Cenas do telejornal vespertino da RPC, afiliada da TV Globo no Paraná. No dia em questão, a edição está transcorrendo em uma praça do centro da cidade de Curitiba, onde os apresentadores interagem com pessoas que acompanham a transmissão ao vivo.
Um dos “temas” abordados é a identidade de Curitiba, uma vez que a capital completará seu aniversário no fim de março. Por isso, a apresentadora faz uma enquete com os presentes: pede para que eles definam a cidade com uma palavra.
Passa-se o microfone entre os transeuntes, que citam termos como “acolhimento”, “turismo”, “chuva”. Mas um sujeito parado lá, quando tem o microfone em sua frente, solta: “o abrigo da FAS, aquilo é uma enganação” (a FAS, sigla para Fundação de Ação Social, é o setor de Curitiba que cuida de políticas para populações vulneráveis).
A apresentadora, pega pela surpresa e pelo fato de estar em uma transmissão ao vivo, precisa demonstrar uma reação rápida. A resposta que ela escolhe é esta: “reclamações a gente recebe em nosso aplicativo”. Pula para uma próxima pessoa, que emenda outra palavra positiva: “sorriso”.
A questão mais relevante aqui é pensar por que isto acontece. Será que faltam notícias?
O episódio configura uma espécie de fratura, possibilitada pela transmissão ao vivo (que, como já escrevi em outros momentos, é parte fundamental na lógica do jornalismo televisivo). Penso que ele é uma boa oportunidade para nos atentarmos a um problema crescente nos telejornais brasileiros, sobretudo nos regionais e locais: a diminuição da reportagem para que se dê um espaço cada vez maior para um produto mais vinculado ao entretenimento e à pessoalidade do que ao jornalismo.
São telejornais em que a figura dos apresentadores e repórteres adquire uma importância desmedida, o que faz com que a atração se afaste de maneira gradativa daquilo que é (ou deveria ser) sua essência: a produção jornalística, que pressupõe, de forma muito resumida, prestar um serviço à população e fiscalizar as fontes do poder.
Tudo o que foge disso, portanto, é adendo, pode ser retirado. E o que se vê nestes telejornais (e não me refiro apenas aos do Paraná) é uma ênfase naquilo que é desimportante.

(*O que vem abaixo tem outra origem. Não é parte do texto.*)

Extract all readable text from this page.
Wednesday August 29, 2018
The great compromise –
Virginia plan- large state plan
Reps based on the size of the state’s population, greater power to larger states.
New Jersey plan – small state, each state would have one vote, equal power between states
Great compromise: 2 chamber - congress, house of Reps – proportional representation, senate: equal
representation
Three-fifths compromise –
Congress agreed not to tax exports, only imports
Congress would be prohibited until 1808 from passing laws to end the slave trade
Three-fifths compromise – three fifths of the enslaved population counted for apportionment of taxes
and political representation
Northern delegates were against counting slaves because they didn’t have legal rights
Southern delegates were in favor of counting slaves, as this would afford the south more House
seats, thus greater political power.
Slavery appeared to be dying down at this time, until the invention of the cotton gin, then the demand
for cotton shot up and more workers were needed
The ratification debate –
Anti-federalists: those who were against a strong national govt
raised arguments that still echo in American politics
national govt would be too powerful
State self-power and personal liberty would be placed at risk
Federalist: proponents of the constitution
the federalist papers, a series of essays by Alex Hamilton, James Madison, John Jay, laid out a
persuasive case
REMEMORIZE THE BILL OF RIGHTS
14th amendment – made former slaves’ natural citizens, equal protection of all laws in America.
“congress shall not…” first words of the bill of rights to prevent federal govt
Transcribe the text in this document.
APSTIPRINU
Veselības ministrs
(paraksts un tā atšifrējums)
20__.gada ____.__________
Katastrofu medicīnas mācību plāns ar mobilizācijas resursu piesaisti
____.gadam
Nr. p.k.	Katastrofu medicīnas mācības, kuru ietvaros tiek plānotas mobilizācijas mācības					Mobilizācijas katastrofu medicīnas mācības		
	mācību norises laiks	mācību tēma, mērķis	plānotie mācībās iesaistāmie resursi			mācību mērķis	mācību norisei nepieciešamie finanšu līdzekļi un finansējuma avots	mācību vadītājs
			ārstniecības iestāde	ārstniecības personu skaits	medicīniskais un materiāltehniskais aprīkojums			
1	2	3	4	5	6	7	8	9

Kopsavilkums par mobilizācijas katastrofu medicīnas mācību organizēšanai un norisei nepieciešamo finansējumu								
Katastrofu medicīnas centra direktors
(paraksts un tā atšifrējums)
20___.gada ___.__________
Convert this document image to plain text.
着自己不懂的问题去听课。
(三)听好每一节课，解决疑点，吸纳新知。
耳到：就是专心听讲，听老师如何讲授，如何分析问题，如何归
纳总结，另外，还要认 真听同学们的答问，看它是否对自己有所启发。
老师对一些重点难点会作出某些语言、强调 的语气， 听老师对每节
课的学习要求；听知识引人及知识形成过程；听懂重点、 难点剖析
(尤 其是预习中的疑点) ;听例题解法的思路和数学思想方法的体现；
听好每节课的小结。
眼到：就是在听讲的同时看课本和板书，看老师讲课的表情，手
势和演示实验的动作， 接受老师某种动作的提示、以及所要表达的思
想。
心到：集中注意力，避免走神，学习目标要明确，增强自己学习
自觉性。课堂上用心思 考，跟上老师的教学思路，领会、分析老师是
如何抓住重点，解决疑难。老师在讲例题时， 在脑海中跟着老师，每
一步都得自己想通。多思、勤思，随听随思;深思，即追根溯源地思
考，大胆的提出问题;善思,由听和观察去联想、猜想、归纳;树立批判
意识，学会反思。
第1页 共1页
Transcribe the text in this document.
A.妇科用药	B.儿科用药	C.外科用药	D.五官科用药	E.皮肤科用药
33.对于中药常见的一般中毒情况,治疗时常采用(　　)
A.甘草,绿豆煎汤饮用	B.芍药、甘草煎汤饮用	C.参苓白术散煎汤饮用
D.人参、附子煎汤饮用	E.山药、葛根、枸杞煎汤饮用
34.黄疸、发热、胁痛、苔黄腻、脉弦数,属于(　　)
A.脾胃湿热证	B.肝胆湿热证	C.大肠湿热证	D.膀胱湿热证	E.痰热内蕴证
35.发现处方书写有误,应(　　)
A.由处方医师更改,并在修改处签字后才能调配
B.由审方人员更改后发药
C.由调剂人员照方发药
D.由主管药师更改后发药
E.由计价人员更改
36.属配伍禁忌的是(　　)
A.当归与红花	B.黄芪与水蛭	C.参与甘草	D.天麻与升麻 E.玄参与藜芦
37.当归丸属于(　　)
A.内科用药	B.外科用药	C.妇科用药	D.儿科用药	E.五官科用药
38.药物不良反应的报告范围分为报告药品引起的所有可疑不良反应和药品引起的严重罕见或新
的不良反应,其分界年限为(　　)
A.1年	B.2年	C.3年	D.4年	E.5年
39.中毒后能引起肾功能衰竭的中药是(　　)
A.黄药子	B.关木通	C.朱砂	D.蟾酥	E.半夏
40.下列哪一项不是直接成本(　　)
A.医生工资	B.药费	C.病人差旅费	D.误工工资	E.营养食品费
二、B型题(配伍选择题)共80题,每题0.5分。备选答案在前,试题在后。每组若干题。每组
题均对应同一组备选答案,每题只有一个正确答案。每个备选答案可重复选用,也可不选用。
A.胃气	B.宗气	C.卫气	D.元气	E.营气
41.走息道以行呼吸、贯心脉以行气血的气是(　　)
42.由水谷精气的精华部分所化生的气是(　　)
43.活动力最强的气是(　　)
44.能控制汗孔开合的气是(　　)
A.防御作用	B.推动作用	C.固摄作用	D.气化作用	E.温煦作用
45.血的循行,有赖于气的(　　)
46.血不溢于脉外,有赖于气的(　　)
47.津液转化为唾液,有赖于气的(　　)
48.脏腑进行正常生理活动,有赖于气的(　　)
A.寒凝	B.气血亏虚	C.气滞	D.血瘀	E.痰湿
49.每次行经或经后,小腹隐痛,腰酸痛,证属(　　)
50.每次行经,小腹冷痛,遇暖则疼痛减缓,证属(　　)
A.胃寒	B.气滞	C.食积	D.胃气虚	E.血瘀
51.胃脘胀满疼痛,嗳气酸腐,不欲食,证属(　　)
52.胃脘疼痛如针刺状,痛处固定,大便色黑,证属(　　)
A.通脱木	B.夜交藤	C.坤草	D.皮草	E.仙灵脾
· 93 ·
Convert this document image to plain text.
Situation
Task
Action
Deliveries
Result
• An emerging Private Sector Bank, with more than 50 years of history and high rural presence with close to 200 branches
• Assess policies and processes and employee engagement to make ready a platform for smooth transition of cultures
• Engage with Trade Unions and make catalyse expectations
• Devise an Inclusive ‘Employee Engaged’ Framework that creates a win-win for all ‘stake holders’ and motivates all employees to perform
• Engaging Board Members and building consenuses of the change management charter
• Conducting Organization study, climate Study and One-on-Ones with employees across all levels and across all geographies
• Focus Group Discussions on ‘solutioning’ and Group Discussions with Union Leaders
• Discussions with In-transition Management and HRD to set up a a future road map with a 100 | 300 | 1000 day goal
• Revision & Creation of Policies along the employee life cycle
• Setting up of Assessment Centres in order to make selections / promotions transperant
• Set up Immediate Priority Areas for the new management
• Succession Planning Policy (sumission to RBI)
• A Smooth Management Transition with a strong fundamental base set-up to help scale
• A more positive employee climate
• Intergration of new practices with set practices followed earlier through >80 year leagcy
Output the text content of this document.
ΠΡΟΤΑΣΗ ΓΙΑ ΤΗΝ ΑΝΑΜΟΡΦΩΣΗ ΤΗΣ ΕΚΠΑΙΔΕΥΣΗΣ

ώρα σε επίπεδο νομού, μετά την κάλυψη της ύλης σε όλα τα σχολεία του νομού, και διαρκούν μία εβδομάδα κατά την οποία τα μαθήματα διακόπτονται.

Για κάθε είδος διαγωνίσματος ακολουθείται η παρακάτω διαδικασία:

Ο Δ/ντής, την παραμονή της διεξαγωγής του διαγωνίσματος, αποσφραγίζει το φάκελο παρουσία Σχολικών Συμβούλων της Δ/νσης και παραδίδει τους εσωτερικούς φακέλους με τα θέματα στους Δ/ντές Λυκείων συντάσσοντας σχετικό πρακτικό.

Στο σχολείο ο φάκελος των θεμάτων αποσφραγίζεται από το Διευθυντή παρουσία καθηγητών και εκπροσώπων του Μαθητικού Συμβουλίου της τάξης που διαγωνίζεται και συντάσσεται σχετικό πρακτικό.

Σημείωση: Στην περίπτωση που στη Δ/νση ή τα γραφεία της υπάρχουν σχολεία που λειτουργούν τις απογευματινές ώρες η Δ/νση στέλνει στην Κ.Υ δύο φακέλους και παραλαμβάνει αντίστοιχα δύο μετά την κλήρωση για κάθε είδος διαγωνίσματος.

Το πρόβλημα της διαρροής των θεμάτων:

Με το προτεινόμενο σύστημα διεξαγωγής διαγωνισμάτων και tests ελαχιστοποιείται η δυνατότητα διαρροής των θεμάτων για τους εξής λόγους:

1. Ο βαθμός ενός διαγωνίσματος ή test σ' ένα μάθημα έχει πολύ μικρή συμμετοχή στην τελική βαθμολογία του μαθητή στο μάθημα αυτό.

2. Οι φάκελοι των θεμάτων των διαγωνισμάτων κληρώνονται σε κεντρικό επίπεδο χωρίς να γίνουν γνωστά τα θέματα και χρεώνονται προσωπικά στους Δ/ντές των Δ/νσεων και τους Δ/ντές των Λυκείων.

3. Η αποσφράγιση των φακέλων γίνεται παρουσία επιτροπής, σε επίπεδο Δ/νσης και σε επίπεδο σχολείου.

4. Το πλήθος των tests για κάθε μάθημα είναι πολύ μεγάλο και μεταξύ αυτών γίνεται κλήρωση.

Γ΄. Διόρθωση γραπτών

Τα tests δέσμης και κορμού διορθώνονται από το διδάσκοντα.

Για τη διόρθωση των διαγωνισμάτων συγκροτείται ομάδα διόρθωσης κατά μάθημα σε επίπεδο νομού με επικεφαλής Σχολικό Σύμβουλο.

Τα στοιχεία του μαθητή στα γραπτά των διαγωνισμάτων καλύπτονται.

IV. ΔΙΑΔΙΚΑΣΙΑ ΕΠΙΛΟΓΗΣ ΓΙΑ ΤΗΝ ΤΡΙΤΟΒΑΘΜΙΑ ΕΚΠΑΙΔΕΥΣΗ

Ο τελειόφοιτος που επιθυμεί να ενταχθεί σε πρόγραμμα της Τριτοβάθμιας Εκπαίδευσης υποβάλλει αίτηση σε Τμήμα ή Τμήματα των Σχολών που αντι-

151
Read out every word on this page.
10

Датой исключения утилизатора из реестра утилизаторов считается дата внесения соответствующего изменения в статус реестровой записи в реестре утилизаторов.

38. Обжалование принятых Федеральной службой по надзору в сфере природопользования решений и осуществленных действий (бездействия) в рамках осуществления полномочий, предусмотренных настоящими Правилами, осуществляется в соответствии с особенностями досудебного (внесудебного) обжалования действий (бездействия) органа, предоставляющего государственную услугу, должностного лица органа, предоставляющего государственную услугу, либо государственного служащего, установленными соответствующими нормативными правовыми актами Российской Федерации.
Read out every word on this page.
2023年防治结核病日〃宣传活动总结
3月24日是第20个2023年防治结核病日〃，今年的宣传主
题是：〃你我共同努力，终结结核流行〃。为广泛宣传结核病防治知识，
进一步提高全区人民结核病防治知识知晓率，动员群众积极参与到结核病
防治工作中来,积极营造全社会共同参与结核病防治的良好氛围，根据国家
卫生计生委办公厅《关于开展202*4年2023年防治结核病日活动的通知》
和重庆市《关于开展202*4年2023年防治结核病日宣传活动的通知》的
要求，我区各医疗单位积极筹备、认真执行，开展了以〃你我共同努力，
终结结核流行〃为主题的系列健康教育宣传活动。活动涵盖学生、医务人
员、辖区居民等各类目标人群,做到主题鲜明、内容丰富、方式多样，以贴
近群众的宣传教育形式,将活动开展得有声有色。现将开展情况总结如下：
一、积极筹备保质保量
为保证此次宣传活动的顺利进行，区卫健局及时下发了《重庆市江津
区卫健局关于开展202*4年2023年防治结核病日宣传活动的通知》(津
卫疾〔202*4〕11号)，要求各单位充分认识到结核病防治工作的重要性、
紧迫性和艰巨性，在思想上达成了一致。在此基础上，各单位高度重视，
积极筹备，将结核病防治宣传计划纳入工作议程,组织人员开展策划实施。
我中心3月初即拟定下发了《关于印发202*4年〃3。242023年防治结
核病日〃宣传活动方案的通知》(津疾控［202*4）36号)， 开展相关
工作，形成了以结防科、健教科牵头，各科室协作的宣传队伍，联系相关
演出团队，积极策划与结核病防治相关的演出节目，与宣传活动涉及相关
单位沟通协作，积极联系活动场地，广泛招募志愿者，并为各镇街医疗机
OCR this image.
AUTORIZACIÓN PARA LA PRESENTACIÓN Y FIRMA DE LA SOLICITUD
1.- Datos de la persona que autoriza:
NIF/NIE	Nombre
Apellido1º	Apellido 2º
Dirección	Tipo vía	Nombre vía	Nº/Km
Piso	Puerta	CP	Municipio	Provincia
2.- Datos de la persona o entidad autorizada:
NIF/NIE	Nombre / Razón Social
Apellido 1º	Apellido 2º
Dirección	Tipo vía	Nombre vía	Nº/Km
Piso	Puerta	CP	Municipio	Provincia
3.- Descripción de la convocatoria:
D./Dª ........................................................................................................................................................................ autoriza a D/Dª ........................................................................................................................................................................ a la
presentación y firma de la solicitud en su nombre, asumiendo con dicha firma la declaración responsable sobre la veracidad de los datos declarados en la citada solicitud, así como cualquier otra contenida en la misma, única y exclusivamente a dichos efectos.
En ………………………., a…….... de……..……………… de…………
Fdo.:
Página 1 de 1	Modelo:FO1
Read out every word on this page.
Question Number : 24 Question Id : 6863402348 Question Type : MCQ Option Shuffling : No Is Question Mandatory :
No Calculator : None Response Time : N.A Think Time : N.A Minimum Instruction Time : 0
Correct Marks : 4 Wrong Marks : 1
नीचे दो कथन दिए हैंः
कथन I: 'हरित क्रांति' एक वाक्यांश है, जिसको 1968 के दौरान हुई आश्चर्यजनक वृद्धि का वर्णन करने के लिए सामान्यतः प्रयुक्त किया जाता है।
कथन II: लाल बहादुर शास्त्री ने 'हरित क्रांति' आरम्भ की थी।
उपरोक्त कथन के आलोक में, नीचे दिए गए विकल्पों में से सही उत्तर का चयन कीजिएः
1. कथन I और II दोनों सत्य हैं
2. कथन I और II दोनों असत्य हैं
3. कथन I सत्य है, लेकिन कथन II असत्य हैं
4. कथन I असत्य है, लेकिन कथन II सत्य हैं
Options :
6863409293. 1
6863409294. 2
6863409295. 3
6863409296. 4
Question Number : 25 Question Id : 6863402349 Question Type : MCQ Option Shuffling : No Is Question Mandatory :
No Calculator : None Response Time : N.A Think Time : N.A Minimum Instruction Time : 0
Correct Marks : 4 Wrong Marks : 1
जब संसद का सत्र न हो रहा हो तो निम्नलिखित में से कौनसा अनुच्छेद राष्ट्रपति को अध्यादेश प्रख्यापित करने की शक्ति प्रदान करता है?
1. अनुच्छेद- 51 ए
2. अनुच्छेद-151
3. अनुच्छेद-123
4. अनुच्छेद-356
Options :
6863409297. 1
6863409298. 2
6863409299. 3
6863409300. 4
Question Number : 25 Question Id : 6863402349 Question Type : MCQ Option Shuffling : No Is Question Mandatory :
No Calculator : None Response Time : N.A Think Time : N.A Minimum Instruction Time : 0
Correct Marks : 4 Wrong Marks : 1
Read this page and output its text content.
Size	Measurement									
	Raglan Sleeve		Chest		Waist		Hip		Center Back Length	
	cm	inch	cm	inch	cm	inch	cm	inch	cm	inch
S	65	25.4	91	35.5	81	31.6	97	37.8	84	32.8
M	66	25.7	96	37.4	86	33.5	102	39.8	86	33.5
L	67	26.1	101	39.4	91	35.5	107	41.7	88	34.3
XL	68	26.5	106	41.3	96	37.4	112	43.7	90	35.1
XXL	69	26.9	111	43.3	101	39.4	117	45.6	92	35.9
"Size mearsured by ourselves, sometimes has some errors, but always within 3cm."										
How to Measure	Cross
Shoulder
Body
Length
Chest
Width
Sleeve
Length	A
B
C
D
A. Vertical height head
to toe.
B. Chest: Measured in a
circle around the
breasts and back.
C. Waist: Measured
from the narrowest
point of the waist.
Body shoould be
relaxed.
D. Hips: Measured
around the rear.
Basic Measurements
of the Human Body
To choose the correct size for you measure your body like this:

A personalização do jornalismo
Recentemente, o mesmo jornal da RPC reservou uns bons minutos de uma edição para acompanhar a volta de uma apresentadora após a licença maternidade. Um colega, inclusive, foi buscá-la de carro em casa, e todo o trajeto foi exibido ao vivo durante o telejornal.
Por óbvio, o que se oferece ao espectador nesses casos não é jornalismo, mas outra coisa, mais voltada ao culto de celebridades, por exemplo. Lembra mais o Mais Você do que o Jornal Nacional. Do mesmo modo, o tempo dedicado para receber comentários de cidadãos elogiando sua cidade ou exibindo fotos de espectadores enviadas para o aplicativo da emissora ocupa um espaço em que fatos de interesse público poderiam estar sendo cobertos pelos repórteres.
A questão mais relevante aqui é pensar por que isto acontece. Será que faltam notícias? Falta estrutura para cobrir eventos relevantes, ou profissionais experientes, capacitados para realizar investigações de peso?
Se espremer, as notícias ocupam uns 20% do telejornal local. O resto se divide entre conversê dos apresentadores e mensagens de telespectadores. Haja paciência!
— Lenise Aubrift Klenk (@leniseklenk) March 1, 2023
Minha hipótese mais forte tem a ver com uma pressão exercida cada vez maior por engajamento – o termo que parece ter substituído, quase que por completo, a antiga pecha da “busca por audiência”. Deseja-se que o espectador não troque de canal ou migre para outras plataformas (como o celular). Mas, também, deseja-se que ele se sinta próximo, quase como se o jornalismo e os jornalistas fossem uma espécie de fandom agradável que ele precisa querer participar.
O preço pago por isso, contudo, é muito caro, e tem a ver com uma desconfiguração cada vez maior do produto que nós, jornalistas, somos formados para fazer. Como deixar uma fiscalização por conta de um aplicativo.
ESCOTILHA PRECISA DE AJUDA
Para continuar a existir, Escotilha precisa que você assine nosso financiamento coletivo. Você pode contribuir a partir de R$ 8,00 mensais. Se preferir, pode enviar um PIX. A chave é pix@escotilha.com.br. Toda contribuição, grande ou pequena, potencializa e ajuda a manter nosso jornalismo.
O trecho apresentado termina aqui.